Man braucht nicht mehr Energie – man braucht vielmehr Energie, die genau dort ankommt, wo das Material sie aufnimmt. Genau da kommen wir ins Spiel: Wir passen das Spektrum so an, dass die Energie genau dort ankommt, wo sie benötigt wird.
Wie wir das tun
Wir erhöhen nicht einfach die Leistung der Lampe – das ist der einfache Weg, doch meist auch der falsche. Stattdessen ändern wir die Zusammensetzung des Filaments sowie die Eigenschaften des Quarzkörpers. Durch Änderungen in der Chemie innerhalb des Schlauchs kann man die Emissionskurve beeinflussen.
Unser Ziel ist es, dass die Photonen perfekt mit den Molekülvibrationen der Glasadditive übereinstimmen.
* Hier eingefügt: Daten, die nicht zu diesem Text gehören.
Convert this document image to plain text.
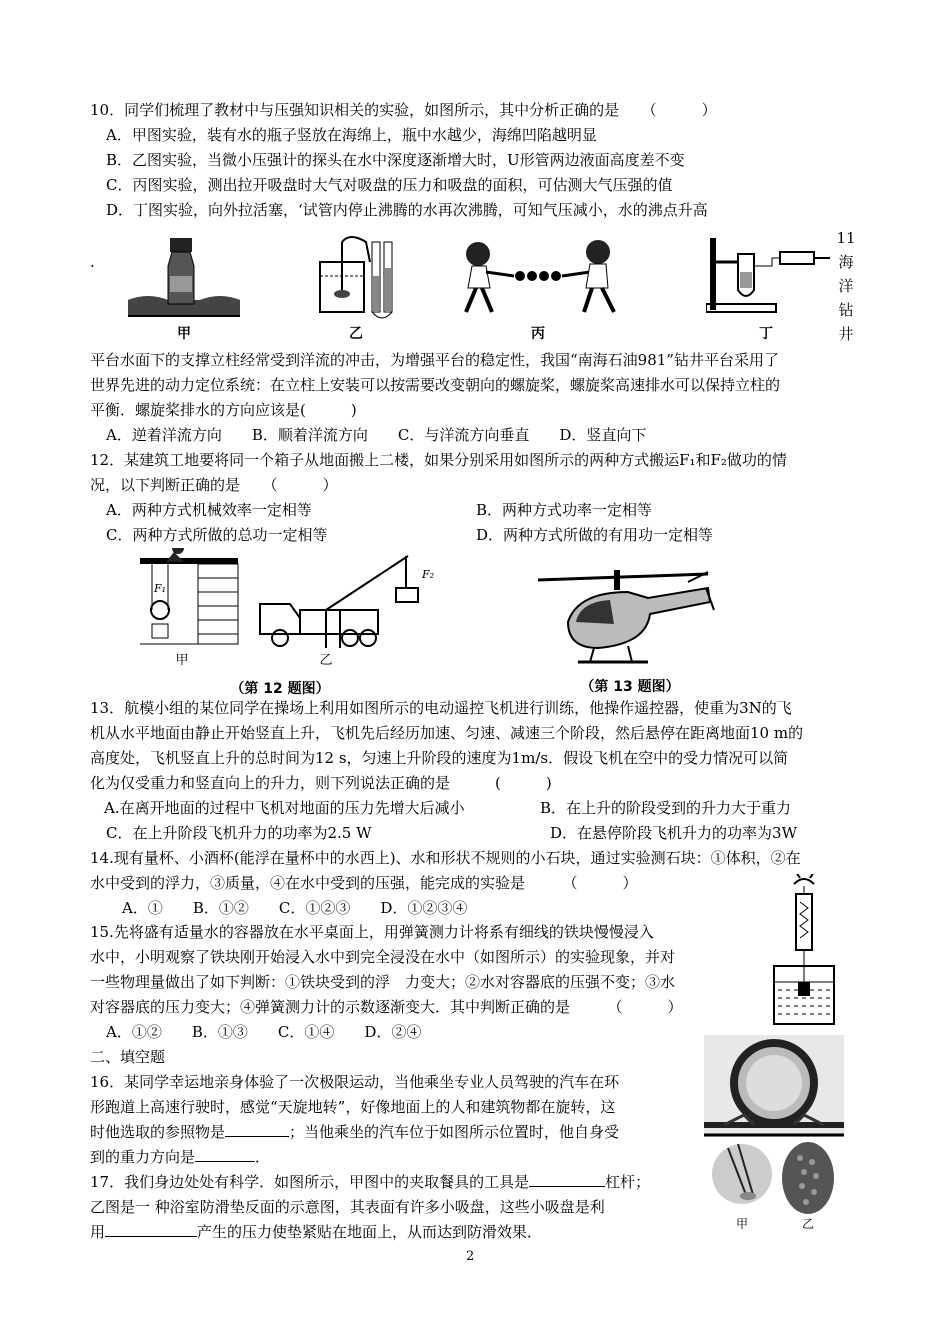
10．同学们梳理了教材中与压强知识相关的实验，如图所示，其中分析正确的是　　（　　　）
A．甲图实验，装有水的瓶子竖放在海绵上，瓶中水越少，海绵凹陷越明显
B．乙图实验，当微小压强计的探头在水中深度逐渐增大时，U形管两边液面高度差不变
C．丙图实验，测出拉开吸盘时大气对吸盘的压力和吸盘的面积，可估测大气压强的值
D．丁图实验，向外拉活塞，‘试管内停止沸腾的水再次沸腾，可知气压减小，水的沸点升高
.
甲	乙	丙	丁
11
海
洋
钻
井
平台水面下的支撑立柱经常受到洋流的冲击，为增强平台的稳定性，我国“南海石油981”钻井平台采用了
世界先进的动力定位系统：在立柱上安装可以按需要改变朝向的螺旋桨，螺旋桨高速排水可以保持立柱的
平衡．螺旋桨排水的方向应该是(　　　)
A．逆着洋流方向　　B．顺着洋流方向　　C．与洋流方向垂直　　D．竖直向下
12．某建筑工地要将同一个箱子从地面搬上二楼，如果分别采用如图所示的两种方式搬运F₁和F₂做功的情
况，以下判断正确的是　　（　　　）
A．两种方式机械效率一定相等	B．两种方式功率一定相等
C．两种方式所做的总功一定相等	D．两种方式所做的有用功一定相等
F₁
甲
F₂
乙
（第 12 题图）	（第 13 题图）
13．航模小组的某位同学在操场上利用如图所示的电动遥控飞机进行训练，他操作遥控器，使重为3N的飞
机从水平地面由静止开始竖直上升，飞机先后经历加速、匀速、减速三个阶段，然后悬停在距离地面10 m的
高度处，飞机竖直上升的总时间为12 s，匀速上升阶段的速度为1m/s．假设飞机在空中的受力情况可以简
化为仅受重力和竖直向上的升力，则下列说法正确的是　　　(　　　)
A.在离开地面的过程中飞机对地面的压力先增大后减小	B．在上升的阶段受到的升力大于重力
C．在上升阶段飞机升力的功率为2.5 W	D．在悬停阶段飞机升力的功率为3W
14.现有量杯、小酒杯(能浮在量杯中的水西上)、水和形状不规则的小石块，通过实验测石块：①体积，②在
水中受到的浮力，③质量，④在水中受到的压强，能完成的实验是　　　（　　　）
A．①　　B．①②　　C．①②③　　D．①②③④
15.先将盛有适量水的容器放在水平桌面上，用弹簧测力计将系有细线的铁块慢慢浸入
水中，小明观察了铁块刚开始浸入水中到完全浸没在水中（如图所示）的实验现象，并对
一些物理量做出了如下判断：①铁块受到的浮　力变大；②水对容器底的压强不变；③水
对容器底的压力变大；④弹簧测力计的示数逐渐变大．其中判断正确的是　　　（　　　）
A．①②　　B．①③　　C．①④　　D．②④
二、填空题
16．某同学幸运地亲身体验了一次极限运动，当他乘坐专业人员驾驶的汽车在环
形跑道上高速行驶时，感觉“天旋地转”，好像地面上的人和建筑物都在旋转，这
时他选取的参照物是	；当他乘坐的汽车位于如图所示位置时，他自身受
到的重力方向是	．
甲	乙
17．我们身边处处有科学．如图所示，甲图中的夹取餐具的工具是	杠杆；
乙图是一 种浴室防滑垫反面的示意图，其表面有许多小吸盘，这些小吸盘是利
用	产生的压力使垫紧贴在地面上，从而达到防滑效果．
2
Wenn zum Beispiel das Glas bei 3,5 Mikrometern am effektivsten Energie aufnimmt, dann stellen wir den Schlauch so ein, dass die Emission genau dort stattfindet. Dadurch wird verhindert, dass die Energie vom Glas abprallt und den Maschinenrahmen erhitzt – was, ehrlich gesagt, eine Verschwendung von Energie ist und außerdem Probleme verursacht.
Die Kompromisse
Diese maßgeschneiderten Schläuche verwenden in der Regel hochdichten Quarz. Wir können sie in der gewünschten Länge und Spannung herstellen, sodass sie problemlos in Ihre bestehenden Anlagen eingebaut werden können. Es ist also nicht notwendig, die ganze Anlage neu aufzubauen.
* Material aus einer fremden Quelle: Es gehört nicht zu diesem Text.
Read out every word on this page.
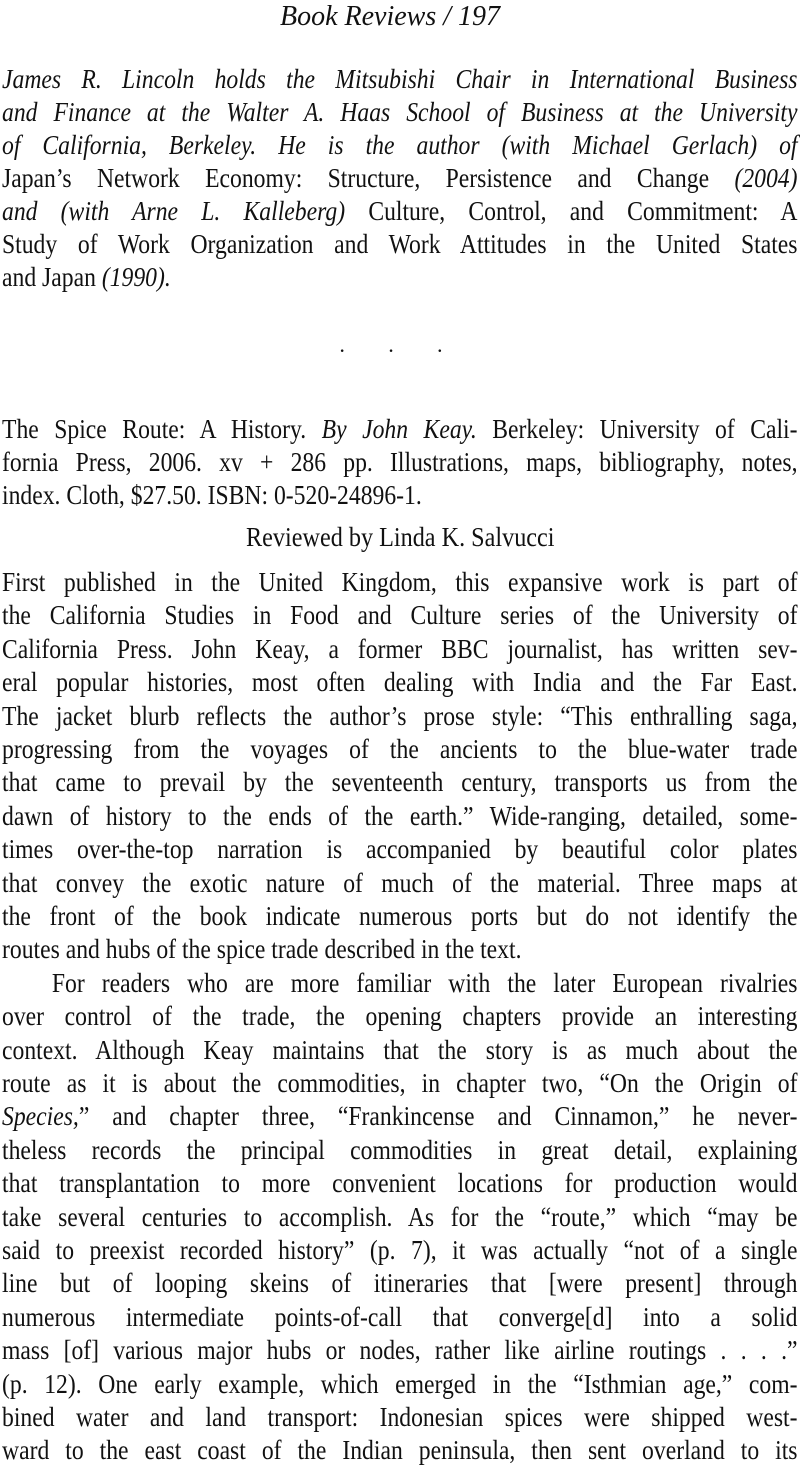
Book Reviews / 197
James R. Lincoln holds the Mitsubishi Chair in International Business
and Finance at the Walter A. Haas School of Business at the University
of California, Berkeley. He is the author (with Michael Gerlach) of
Japan’s Network Economy: Structure, Persistence and Change (2004)
and (with Arne L. Kalleberg) Culture, Control, and Commitment: A
Study of Work Organization and Work Attitudes in the United States
and Japan (1990).
· · ·
The Spice Route: A History. By John Keay. Berkeley: University of Cali-
fornia Press, 2006. xv + 286 pp. Illustrations, maps, bibliography, notes,
index. Cloth, $27.50. ISBN: 0-520-24896-1.
Reviewed by Linda K. Salvucci
First published in the United Kingdom, this expansive work is part of
the California Studies in Food and Culture series of the University of
California Press. John Keay, a former BBC journalist, has written sev-
eral popular histories, most often dealing with India and the Far East.
The jacket blurb reflects the author’s prose style: “This enthralling saga,
progressing from the voyages of the ancients to the blue-water trade
that came to prevail by the seventeenth century, transports us from the
dawn of history to the ends of the earth.” Wide-ranging, detailed, some-
times over-the-top narration is accompanied by beautiful color plates
that convey the exotic nature of much of the material. Three maps at
the front of the book indicate numerous ports but do not identify the
routes and hubs of the spice trade described in the text.
For readers who are more familiar with the later European rivalries
over control of the trade, the opening chapters provide an interesting
context. Although Keay maintains that the story is as much about the
route as it is about the commodities, in chapter two, “On the Origin of
Species,” and chapter three, “Frankincense and Cinnamon,” he never-
theless records the principal commodities in great detail, explaining
that transplantation to more convenient locations for production would
take several centuries to accomplish. As for the “route,” which “may be
said to preexist recorded history” (p. 7), it was actually “not of a single
line but of looping skeins of itineraries that [were present] through
numerous intermediate points-of-call that converge[d] into a solid
mass [of] various major hubs or nodes, rather like airline routings . . . .”
(p. 12). One early example, which emerged in the “Isthmian age,” com-
bined water and land transport: Indonesian spices were shipped west-
ward to the east coast of the Indian peninsula, then sent overland to its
Aber es gibt einen Haken: Wenn man das Spektrum weiter einschränkt, wird das Filament stark belastet. Man muss daher abwägen zwischen der „Reinheit“ des Spektrums und der Lebensdauer des Schlauchs.
Um zu verhindern, dass die Lampen alle paar Wochen ausfallen, optimieren wir den Halogenzyklus. Dadurch bleibt das Filament möglichst lange intakt.
In der Praxis
Sobald Sie diese Lampen installiert haben, genügt es nicht, einfach „Start“ zu drücken. Sie müssen Ihre PID-Controller neu kalibrieren. Da das Glas nun viel effizienter Energie aufnimmt, werden Sie Ihre Zieltemperaturen schneller erreichen als gewohnt. Wenn Sie weiterhin die alten Zeitwerte verwenden, riskieren Sie, die Temperatur zu überschreiten und das Glas zu beschädigen – das wäre ein teurer Fehler.
Wir senden Ihnen die spektralen Datenblätter, damit Sie genau herausfinden können, welche Kühlventilatoren und Abschirmungen erforderlich sind. Es handelt sich dabei um sehr intensive Energieströme – daher ist es sinnvoll, gut vorbereitet zu sein.